Патриархат – это строй в развитии человеческого общества, в основе существования и развития которого лежат определенные принципы, ценности. Их можно назвать патриархатными или «мужскими» (так как при патриархате именно мужчины осуществляют свою власть над природой, над женщинами и над собой), это – андракси. К ним относятся:
1. индивидуализация, абсолютизация единичности, «свобода» атома в противоположность множественности, многообразию, совместности и коммуникации;
2. приверженность вертикали, иерархическому построению общества, в противоположность горизонтали, ризоме, гетерархии – системе, образованной пересекающимися, разнообразными и одновременно сосуществующими структурами организации;
3. упрочение власти, повсеместное насаждение властных отношений, пронизывающих всё общество, в противоположность принципам саморегуляции и равноценности;
4. культура насилия (насилие – это превосходящие меру необходимости силы одной стороны, направленные на унижение другой), в противоположность силам, направленным на поддержание, созидание;
5. принципы овладения, обладания, собственности (иметь, а не быть), в противоположность стремлению быть, а не иметь;
6. развитие субъектно-объектных отношений, когда в другом человеке видят не равную личность, а объект собственных интересов, средство для достижения своих целей и просто используют его, в противоположность субъектно-субъектным отношениям, которые выстраиваются из позиции глаза-в-глаза, на равных, когда в другом человеке видят личность и стремятся к развитию этой личности, когда благо другого человека становится целью собственной жизни;
7. принцип отчуждения, на основе которого патриархатом выстраивается мир мертвых вещей и отношений, отчужденный мир под знаком Танатоса, в противоположность миру, дарующему жизнь, под знаком Эроса;
8. ценность условной «отцовской» любви, когда любят за что-то: за заслуги и оправданные ожидания – в противоположность безусловной «материнской» любви, когда любят ни за что и несмотря ни на что;
9. рациональность, рассудочность, построение системы знания на основе количественного анализа действительности, на основе измерений, в противоположность знаниям, полученным на основе целостности эмоционального интеллекта, разума;
10. представление о мире как о жестком, убивающем живое порядке, устанавливающем превосходство принципов над спонтанностью жизни, в противоположность восприятию мира как хаоса животворящего, где всё возможно.
Если говорить в целом, то патриархат построил общество мертвое, зашедшее в своем развитии в тупик.
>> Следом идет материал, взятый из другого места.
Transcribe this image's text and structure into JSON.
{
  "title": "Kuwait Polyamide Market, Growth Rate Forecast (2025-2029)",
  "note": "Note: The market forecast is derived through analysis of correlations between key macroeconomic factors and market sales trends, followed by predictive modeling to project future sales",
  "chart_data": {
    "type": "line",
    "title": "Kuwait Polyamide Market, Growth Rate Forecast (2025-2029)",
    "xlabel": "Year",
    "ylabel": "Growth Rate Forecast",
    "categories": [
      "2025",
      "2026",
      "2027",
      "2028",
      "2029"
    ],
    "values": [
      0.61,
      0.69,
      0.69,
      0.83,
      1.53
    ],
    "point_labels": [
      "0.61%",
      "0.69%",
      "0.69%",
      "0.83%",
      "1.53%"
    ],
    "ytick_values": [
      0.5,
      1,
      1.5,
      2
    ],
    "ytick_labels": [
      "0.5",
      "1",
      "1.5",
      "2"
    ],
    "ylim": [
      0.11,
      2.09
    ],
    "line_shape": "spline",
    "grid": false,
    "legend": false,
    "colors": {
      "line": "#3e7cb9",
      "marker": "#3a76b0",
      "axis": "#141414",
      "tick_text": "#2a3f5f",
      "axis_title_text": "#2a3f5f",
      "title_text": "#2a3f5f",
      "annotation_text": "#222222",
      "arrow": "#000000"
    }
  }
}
Последствия того процесса отчуждения, о котором писали еще просветители, в XX веке проявились в кризисе человека и в кризисе всей фаллогоцентрической цивилизации. Основная причина кризиса как раз и кроется в процессе отчуждения. С точки зрения марксистской концепции отчуждения человек утратил контроль над тем, что он сам создал. Человек – это творец, чья целенаправленная и спланированная деятельность отделяет его от животных, в отличие от которых «человек производит, даже будучи свободен от физической потребности, и в истинном смысле слова только тогда и производит, когда он свободен от нее» (К. Маркс). Но постепенно эта его деятельность, которая прежде являлась выражением человеческого творческого потенциала, становится просто средством для достижения цели – денег. Человек развивает технику и не развивает себя. Сценарии техногенной катастрофы хорошо описаны в литературе и кинематографии ХХ века. Производство становится отчужденным, навязанным действием. А женщина превращается в упакованный, рыночный товар и, таким образом, она отчуждается от собственного «я» и собственной сексуальности.